Bir başka gün de Hagop Ayvaz’la Ortaköy’e uzanıyoruz. İlk tiyatro binası Ortaköy’de  Ermeniler tarafından yapılmış. Fasulyeciyan da ilk kez burada çıkmış sahneye. Aydınlık, pırıl, pırıl temiz bir mahalle burası ama, orada yaşayanların bile haberleri yok bir zamanlar orada Türkiye’nin ya da İstanbul’un ilk tiyatro binalarından birinin bulunduğundan. “Yirmi yıl öncesine kadar yıkıntı halinde duruyordu bina… Sahnesi bile yerli yerindeydi,” diyor Hagop Bey. Şimdi ise karşımızda kapı numarası (5) olan küçük bir apartman duruyor. Betona karışmış her şey…  Öfkelendiriyor insanı tüm değerlerin hoyratça yok edilmesi.

Bu arada devam ediyor Hagop Bey, “Ortaköy’den Pangaltı’ya geçersek karşımıza Pangaltı Tiyatrosu çıkar. Burada ilk oynayan grup Ermenilerden oluşan Gençler Temaşa Heyeti’ydi.  Tahta bir binaydı. Biz de onbeş günde bir temsiller verirdik orada. Sonra yıkıldı ve yerine kagir bir bina yapıldı, yine tiyatro olarak.

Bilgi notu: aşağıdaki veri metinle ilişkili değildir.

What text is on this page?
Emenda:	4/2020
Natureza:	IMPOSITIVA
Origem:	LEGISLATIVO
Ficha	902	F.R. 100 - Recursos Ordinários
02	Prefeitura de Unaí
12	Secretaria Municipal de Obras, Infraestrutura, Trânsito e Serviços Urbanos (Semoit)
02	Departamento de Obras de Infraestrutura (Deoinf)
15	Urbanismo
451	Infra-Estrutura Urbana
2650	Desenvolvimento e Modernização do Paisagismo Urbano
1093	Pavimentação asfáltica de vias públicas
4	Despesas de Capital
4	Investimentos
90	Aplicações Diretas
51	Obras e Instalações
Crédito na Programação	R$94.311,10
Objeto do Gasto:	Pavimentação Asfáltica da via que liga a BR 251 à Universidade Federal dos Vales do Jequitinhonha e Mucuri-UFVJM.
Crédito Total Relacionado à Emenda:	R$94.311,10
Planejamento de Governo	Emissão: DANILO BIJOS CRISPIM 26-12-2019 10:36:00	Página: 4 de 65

Bir süre sonra sinemaya dönüştürüldü. Şimdi ise, mirasçıları anlaşamadığı için boş bekliyor.”

****

Daha çok gezeceğimiz yerler vardı sevgili dostumla. Yazlık tiyatro mekanlarını dolaşacaktık. Yapamadık. Zamanı yetmedi. İçindeki tiyatro ateşi hiçbir zaman sönmedi ama yaşam ateşi sönüverdi… 2005 yılında, Tiyatro Eleştirmenleri Birliği ilk Onur Ödülü’nü Hagop Ayvaz’a sundu. Bu güzel haberi ona iletme görevi bana verildi. O gün de kendisine Kulis dergilerini ve arşivini İstanbul Üniversitesi Edebiyat Fakültesi Kütüphanesi’ne bağışlaması için gerekli temaslarda bulunabileceğimi bir kez daha belirttim. Biraz beklememi ve önceliğin, herkesin erişebileceği bir yer olduğu için, Atatürk Kitaplığı’nda olduğunu söyledi. Zaman aktı, geçti. Yaşamlardaki hızlı tempo kimi zaman olayların üzerine gitmemizi engelliyor…

Ölümünün ardından, dergileri ve arşivini Agos gazetesine verdiğini öğrendim. Agos tarafından Hagop Ayvaz adına gazetede özel bir bölüm tahsis edilmesi tabii ki çok sevindirici bir gelişme. Bir kıymet bilirlik örneği. Yine de, her şeyden önce, kalıcılık ve devamlılık açısından bu belgelerin yeri Atatürk Kitaplığı, Üniversite Kitaplığı veya da yakın bir gelecekte soluk almaya başladığı taktirde (umudun sonu yok) Tiyatro Müzesi olmalıydı diye düşünmekten kendimi alamıyorum.